The casting is almost stopped. According to our information, the “new Suez”, in other words the part of the environmental giant that will not be kept by its rival Veolia, will be taken over by three major institutional shareholders: the French infrastructure funds Meridiam and the American Global Infrastructure Partners. (GIP) as well as the Caisse des Dépôts et Consignations (CDC). The first two aim to carve out the lion’s share with 40% of the capital each, alongside the CDC at around 10%. It is expected that employee shareholders will be reserved 10% of the round table.
The three suitors were invited, Wednesday April 28, to the Parisian premises, on the banks of the Seine, of the law firm Bredin Prat, adviser to Suez, during a meeting to launch the operation organized by Philippe Varin and Bertrand Camus, President and CEO of Suez, as well as Antoine Frérot, CEO of Veolia. “The sales process is managed by Suez in close coordination with Veolia”, confirms Mr. Camus.
The German industrialist Remondis, who had expressed his interest in entering the round table of this new Suez, as revealed L’Obs, was not in the game. “We received a lot of expressions of interest, but a balance had to be found”, underlines Mr. Camus. But from the moment when the American GIP, with whom the management of Suez has been discussing for months, confirmed its wish to take 40% of the capital, there was no room left for other foreign investors: the government had announced that the new Suez should be largely owned by French interests.

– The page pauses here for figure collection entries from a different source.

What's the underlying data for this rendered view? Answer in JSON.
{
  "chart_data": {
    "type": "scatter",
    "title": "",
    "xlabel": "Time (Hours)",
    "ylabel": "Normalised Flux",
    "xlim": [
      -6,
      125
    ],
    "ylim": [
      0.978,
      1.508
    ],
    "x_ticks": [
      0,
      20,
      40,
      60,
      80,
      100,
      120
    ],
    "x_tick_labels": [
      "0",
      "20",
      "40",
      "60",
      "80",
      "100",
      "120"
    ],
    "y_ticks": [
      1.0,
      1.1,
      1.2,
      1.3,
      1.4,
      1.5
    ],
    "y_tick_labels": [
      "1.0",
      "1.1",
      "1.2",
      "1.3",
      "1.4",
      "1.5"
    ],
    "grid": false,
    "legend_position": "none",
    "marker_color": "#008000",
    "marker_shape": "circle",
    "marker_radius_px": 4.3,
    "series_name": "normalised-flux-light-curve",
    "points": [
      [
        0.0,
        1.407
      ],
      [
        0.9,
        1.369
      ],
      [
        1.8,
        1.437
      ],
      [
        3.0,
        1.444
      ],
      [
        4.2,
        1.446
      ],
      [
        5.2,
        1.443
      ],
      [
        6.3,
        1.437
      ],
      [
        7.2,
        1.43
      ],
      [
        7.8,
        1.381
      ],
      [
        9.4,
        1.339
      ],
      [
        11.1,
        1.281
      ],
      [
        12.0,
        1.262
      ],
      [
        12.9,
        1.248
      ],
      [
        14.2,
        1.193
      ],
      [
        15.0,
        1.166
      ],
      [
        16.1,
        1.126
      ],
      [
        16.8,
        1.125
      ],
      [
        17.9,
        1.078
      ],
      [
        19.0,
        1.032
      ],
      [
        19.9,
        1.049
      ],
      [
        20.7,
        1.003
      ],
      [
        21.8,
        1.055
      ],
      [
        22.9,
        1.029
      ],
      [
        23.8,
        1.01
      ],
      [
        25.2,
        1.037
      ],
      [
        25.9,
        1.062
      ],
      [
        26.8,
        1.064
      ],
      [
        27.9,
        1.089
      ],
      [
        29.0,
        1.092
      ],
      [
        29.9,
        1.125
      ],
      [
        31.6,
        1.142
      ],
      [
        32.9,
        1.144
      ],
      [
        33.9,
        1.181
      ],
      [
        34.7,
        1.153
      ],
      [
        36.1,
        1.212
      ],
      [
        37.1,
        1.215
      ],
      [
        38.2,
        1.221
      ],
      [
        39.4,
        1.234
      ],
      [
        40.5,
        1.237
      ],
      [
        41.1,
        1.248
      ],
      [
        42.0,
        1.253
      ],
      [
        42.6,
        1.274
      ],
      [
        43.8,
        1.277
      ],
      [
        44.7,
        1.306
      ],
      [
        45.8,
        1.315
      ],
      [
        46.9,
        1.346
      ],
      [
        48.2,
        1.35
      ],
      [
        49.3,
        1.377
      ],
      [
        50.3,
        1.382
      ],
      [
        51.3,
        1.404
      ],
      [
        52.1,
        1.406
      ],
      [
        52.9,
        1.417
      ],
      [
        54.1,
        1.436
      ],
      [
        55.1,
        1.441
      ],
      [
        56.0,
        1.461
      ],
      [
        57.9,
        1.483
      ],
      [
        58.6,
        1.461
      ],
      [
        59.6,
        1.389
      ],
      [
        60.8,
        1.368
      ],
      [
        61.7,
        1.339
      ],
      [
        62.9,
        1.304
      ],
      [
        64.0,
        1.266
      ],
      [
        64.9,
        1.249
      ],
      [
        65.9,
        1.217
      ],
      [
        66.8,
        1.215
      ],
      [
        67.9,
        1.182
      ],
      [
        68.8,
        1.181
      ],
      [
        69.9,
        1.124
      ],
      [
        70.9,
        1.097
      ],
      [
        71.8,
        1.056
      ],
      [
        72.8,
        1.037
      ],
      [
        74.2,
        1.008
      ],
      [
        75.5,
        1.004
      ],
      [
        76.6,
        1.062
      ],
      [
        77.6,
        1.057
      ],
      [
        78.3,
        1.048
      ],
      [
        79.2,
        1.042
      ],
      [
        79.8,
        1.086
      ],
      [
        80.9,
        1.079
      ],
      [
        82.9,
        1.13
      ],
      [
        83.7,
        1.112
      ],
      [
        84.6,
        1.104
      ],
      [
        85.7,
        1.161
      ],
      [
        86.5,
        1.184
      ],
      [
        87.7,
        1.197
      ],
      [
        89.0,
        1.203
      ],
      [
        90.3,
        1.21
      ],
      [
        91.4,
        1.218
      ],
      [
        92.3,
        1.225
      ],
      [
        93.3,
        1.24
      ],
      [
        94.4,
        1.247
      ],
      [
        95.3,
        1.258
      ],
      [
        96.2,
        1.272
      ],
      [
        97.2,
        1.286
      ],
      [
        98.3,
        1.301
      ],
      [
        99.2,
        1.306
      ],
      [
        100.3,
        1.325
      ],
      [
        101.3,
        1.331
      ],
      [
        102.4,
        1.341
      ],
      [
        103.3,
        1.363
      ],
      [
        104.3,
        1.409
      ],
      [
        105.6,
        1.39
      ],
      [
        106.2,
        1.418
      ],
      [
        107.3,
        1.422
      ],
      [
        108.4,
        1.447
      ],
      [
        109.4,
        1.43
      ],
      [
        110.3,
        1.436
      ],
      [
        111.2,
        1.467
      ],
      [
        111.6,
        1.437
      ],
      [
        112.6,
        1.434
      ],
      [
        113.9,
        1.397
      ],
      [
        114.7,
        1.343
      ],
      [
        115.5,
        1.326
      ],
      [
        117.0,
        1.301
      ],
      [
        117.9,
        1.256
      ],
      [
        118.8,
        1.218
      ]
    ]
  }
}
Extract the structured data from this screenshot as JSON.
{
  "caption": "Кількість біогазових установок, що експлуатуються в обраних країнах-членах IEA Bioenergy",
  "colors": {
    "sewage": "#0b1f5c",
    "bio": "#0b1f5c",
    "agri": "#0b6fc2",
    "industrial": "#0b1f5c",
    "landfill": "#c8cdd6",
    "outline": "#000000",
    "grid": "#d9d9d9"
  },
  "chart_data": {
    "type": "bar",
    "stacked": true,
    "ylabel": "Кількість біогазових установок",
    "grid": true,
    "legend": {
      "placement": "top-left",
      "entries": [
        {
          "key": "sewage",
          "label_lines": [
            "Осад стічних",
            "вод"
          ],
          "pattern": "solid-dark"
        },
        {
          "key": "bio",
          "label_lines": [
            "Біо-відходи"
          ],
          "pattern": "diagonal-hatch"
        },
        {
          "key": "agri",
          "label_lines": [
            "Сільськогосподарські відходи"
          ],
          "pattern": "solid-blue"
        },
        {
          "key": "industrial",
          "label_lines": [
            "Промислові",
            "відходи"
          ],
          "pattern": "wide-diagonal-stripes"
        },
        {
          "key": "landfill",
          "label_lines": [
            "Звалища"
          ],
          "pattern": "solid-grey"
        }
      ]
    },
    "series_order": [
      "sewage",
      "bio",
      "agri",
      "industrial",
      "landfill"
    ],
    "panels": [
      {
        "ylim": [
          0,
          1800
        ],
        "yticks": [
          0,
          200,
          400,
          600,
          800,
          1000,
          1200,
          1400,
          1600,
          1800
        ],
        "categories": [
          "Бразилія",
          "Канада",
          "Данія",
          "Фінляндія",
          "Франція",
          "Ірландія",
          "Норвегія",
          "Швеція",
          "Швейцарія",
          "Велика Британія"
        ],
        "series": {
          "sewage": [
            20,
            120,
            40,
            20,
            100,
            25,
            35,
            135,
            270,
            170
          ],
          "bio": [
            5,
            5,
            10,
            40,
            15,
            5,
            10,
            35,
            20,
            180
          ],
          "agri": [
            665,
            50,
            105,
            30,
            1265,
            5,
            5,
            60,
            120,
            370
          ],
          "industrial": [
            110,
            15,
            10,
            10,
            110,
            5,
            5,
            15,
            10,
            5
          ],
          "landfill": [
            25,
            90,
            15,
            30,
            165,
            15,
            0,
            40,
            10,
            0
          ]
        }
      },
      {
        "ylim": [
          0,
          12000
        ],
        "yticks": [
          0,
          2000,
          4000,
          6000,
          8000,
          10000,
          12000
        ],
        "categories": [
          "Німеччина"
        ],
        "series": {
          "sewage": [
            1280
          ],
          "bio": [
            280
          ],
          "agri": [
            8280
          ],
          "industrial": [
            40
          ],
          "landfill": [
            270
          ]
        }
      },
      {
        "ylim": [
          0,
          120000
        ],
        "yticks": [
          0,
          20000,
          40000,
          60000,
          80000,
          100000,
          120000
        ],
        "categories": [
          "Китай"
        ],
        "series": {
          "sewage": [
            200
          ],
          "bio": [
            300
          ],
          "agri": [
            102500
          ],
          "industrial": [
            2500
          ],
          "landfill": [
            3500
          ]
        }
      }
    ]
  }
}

“Do things neatly and go fast”
The transaction itself will take place when Veolia’s takeover bid will close, towards the end of the year. However, according to the terms of the armistice concluded on April 12 between Suez and Veolia, the buyers must sign an agreement before May 14, which will include a valuation, their financing commitments and rules of governance. “We want to ensure that the new group, where nearly half of Suez’s teams work, will have a development capacity”, insists Mr. Camus.
The new Suez will include the group’s French activities, water and waste, supplemented by international bases (Italy, Morocco, India or China). Given the interweaving of these operations, the breakdown promises to be complex, if only at the level of head office or information systems, with fiscal impacts to be measured and competition rules to be observed. “The interest of everyone is to do things properly and to go quickly”, assure M. Camus.